Pai's departure from the commission next month means that the FCC is set to be controlled by Democrats. The agency is expected to have three Democratic commissioners and two Republican ones early next year after Joe Biden becomes president and nominates a new Democratic commissioner and picks a new chairman. The three Democratic commissioners could band together to vote in favor of reinstating the net neutrality regulations first adopted by the FCC from 2015 to 2017.

Democrats want to reinstate the regulations by using Title II of the 1930s era Communications Act.

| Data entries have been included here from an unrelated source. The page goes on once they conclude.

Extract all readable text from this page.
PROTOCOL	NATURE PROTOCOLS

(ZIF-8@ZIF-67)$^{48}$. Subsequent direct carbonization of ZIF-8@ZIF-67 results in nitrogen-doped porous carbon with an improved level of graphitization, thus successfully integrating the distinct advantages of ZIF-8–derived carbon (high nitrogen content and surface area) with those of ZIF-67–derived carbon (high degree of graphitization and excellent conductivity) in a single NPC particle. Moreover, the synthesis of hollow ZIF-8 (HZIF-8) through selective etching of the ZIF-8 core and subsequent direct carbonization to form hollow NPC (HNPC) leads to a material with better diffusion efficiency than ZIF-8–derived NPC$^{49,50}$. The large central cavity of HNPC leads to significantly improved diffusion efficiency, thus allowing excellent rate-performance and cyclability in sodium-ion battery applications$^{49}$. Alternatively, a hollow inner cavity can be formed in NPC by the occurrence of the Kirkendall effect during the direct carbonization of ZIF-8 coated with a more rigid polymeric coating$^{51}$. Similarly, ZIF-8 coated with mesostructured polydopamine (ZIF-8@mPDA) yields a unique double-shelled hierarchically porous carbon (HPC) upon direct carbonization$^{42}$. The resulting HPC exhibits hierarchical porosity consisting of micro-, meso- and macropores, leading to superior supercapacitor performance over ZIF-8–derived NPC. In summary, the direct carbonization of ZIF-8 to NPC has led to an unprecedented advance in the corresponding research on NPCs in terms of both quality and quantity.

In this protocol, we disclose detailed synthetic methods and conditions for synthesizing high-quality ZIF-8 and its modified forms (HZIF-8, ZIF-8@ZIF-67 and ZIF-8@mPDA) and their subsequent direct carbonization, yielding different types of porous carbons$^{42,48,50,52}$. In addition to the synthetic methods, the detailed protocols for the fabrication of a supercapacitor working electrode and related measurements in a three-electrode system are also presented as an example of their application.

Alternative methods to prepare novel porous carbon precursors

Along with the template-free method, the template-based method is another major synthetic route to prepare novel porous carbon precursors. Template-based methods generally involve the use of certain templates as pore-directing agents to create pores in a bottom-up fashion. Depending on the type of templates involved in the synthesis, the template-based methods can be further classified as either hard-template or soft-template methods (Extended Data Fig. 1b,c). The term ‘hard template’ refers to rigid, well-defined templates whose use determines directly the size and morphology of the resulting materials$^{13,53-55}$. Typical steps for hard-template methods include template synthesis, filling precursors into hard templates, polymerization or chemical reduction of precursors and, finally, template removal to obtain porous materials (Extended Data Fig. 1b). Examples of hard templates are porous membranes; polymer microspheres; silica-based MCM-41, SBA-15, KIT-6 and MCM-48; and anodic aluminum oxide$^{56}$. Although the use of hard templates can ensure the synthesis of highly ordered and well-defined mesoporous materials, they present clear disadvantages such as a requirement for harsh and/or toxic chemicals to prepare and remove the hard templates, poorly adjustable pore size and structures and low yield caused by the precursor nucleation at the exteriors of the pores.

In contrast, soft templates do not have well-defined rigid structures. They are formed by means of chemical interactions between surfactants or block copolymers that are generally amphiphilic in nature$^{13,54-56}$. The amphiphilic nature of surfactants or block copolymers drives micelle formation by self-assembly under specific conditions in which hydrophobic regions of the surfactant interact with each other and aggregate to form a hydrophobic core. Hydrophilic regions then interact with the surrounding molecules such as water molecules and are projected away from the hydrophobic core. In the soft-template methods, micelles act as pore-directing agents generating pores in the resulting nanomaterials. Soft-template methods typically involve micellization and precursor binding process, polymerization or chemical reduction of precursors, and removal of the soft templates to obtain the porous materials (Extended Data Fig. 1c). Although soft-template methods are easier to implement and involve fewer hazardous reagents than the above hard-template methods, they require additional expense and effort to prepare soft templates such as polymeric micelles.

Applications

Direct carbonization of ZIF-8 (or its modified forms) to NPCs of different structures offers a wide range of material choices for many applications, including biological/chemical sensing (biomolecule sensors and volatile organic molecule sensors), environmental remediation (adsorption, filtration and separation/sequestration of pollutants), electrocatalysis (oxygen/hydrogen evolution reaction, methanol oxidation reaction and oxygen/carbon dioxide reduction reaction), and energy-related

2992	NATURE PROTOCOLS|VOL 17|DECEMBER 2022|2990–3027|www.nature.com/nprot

They say the regulations are necessary because, in certain instances, internet providers have throttled speeds for users, installed data caps, and have the ability to charge users more to have faster access to certain websites.

Pai has said on numerous occasions that although he rejects the FCC's authority to use the Title II powers in the name of net neutrality, he supports the principles of net neutrality, which are that internet providers operate in an open and fair manner.

Instead, Pai, Carr, and most Republicans are in favor of a light-touch regulatory approach that encourages internet providers to invest in and build out their networks. This is particularly important in order to close the “digital divide” between internet access in urban areas versus rural areas, Carr said.

Furthermore, Republicans are in favor of Congress spelling out net neutrality rules rather than relying on the Title II regulations, which they say are outdated.

Carr said that “Americans should be very skeptical” about going back to the old net neutrality rules of Title II regulations that, he says, will not have the intended effects that Democrats want them to have.

“Title II and neutrality is a head fake, many on the Left pitch it as sort of mythical sword that will solve all their supposed issues while ignoring the real problems,” said Carr.

He said that even during the Obama administration, when the Title II protections existed, internet service providers could place data caps on users, and internet speeds could also be throttled, but disclosure of such activities was required, as they are today.

Besides harmful net neutrality regulations returning under the Democrats' majority at the FCC, Carr said, the commission could lessen its focus on holding Chinese telecommunications companies accountable and end the push for reforming the Section 230 tech censorship protection law.

Carr said that one of the key parts of Pai’s legacy is that he forced the commission to confront China by banning Chinese telecommunication giants such as Huawei and ZTE as “national security threats” due to their ties to the Chinese Communist Party.

“Any softening to that resolve on the China threat would be a monumental mistake,” said Carr.